В кино, где работают ремесленники, случайные люди, никто даже близко не понимал, что хочет сделать Урусевский, когда он с дьявольским упорством 25 раз снимал, заставляя нас сниматься в три часа утра. Люди падали, все были без сил, потому что нормальный режим съемки не рассчитан на то, что делал Урусевский.

«Летят журавли» (реж. Михаил Калатозов, 1957)

Иногда он молча подолгу ходил вдалеке. Он редко общался на съемках с кем бы то ни было, понимая, что его поносят и ненавидят. Он мог ходить три-пять часов, но если не выходило солнце, Урусевский не снимал, какие бы телеграммы не приходили. Для него была высшей целью его собственная цель, которой он достигал.

Картину показали во Франции на Каннском фестивале. Теперь туда даже не ездят такие люди, а в те годы приезжали настоящие художники и было довольно много операторов. Показали этот фильм информационно, да к тому же направили плохую копию, перепутали, что-то недослали. Когда Сергей Павлович увидел эту копию, он буквально рвал на себе волосы. И случилась невероятная вещь — специалисты мирового кино потребовали показать фильм еще раз. И когда они увидели этот кадр, начались аплодисменты. Это происходило в маленьком зале в семь часов утра.

Что-же произошло? Наши критики считали, что это фокус комбинированной съемки, а опытные, настоящие операторы, знающие дело, мгновенно поняли, что перед ними не контратип, а чистый негатив.

Мне приходится говорить такие вещи, но поверьте, что это очень важно. Получить такой красоты изображение и убрать ощущение кинотрюка из такого напряженного момента для Урусевского было принципиально важно. Урусевский снимал что-то, считал экспозицию, откладывал непроявленную пленку, проходил месяц, он на эту пленку снимал другое изображение, в другой декорации, проходил еще месяц, он опять снимал. И так было наложено шесть изображений, которые никто не видел. И когда проявили пленку, оказалось, что не только экспозиция верна, а эмоционально смена одного изображения другим — верна. Это подвиг человеческий и подвиг творческий, потому что сто раз он мог ошибиться, и он действительно ошибался, но это было оценено везде, только у нас об этом никогда не было написано.

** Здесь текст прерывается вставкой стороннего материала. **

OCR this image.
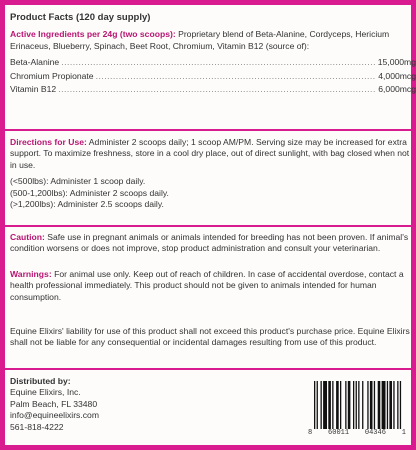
Product Facts (120 day supply)
Active Ingredients per 24g (two scoops): Proprietary blend of Beta-Alanine, Cordyceps, Hericium Erinaceus, Blueberry, Spinach, Beet Root, Chromium, Vitamin B12 (source of):
Beta-Alanine .....	15,000mg
Chromium Propionate .....	4,000mcg
Vitamin B12 .....	6,000mcg
Directions for Use: Administer 2 scoops daily; 1 scoop AM/PM. Serving size may be increased for extra support. To maximize freshness, store in a cool dry place, out of direct sunlight, with bag closed when not in use.
(<500lbs): Administer 1 scoop daily.
(500-1,200lbs): Administer 2 scoops daily.
(>1,200lbs): Administer 2.5 scoops daily.
Caution: Safe use in pregnant animals or animals intended for breeding has not been proven. If animal's condition worsens or does not improve, stop product administration and consult your veterinarian.
Warnings: For animal use only. Keep out of reach of children. In case of accidental overdose, contact a health professional immediately. This product should not be given to animals intended for human consumption.
Equine Elixirs' liability for use of this product shall not exceed this product's purchase price. Equine Elixirs shall not be liable for any consequential or incidental damages resulting from use of this product.
Distributed by:
Equine Elixirs, Inc.
Palm Beach, FL 33480
info@equineelixirs.com
561-818-4222
8 60011 04346 1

В фильме «Неотправленное письмо» С.П. Урусевский пошел немного дальше, но заметьте, что шел он точно по этому же пути. И здесь изображение в глазах умирающего человека останавливается. Все снято по-другому, но идея тут та же самая, Урусевский переходит за границу смерти. Без лица героя — мозг работает, но видно, что человека уже нет.

Принцип монтажа, который сейчас обсосан со всех сторон теоретиками, впервые обнаружен у С. Эйзенштейна С. Урусевским. Эйзенштейн монтировал картинку с картинкой, а Урусевский говорил, что надо монтировать движение с движением, и кадр, в котором что-то мчится, имеет такую же позицию, как плоскость картины, но она движется. Изображение Урусевского должно не сходиться, а давать эффект. Потому и движется, и крутится камера Урусевского.

Сама идея движущегося изображения должна иметь свои законы, но не может идти по законам древнего искусства живописи. Вместо канонизированного монтажа Эйзенштейна возник у Урусевского другой принцип. Талантливые люди Запада все это увидели и стали так снимать. У режиссера Бергмана есть эти длинные кадры с бесконечно меняющимся движением. Когда я увидел это, то с грустью вспомнил Урусевского — его принцип движения. Когда это специально строится, то производит ошарашивающее впечатление. Но Урусевский это делал не для того, чтобы блеснуть, он был настолько талантлив, что это и так было ясно каждому. Когда кинематограф станет самостоятельным искусством, он наконец откроет свои законы композиции, неподвластные ничему.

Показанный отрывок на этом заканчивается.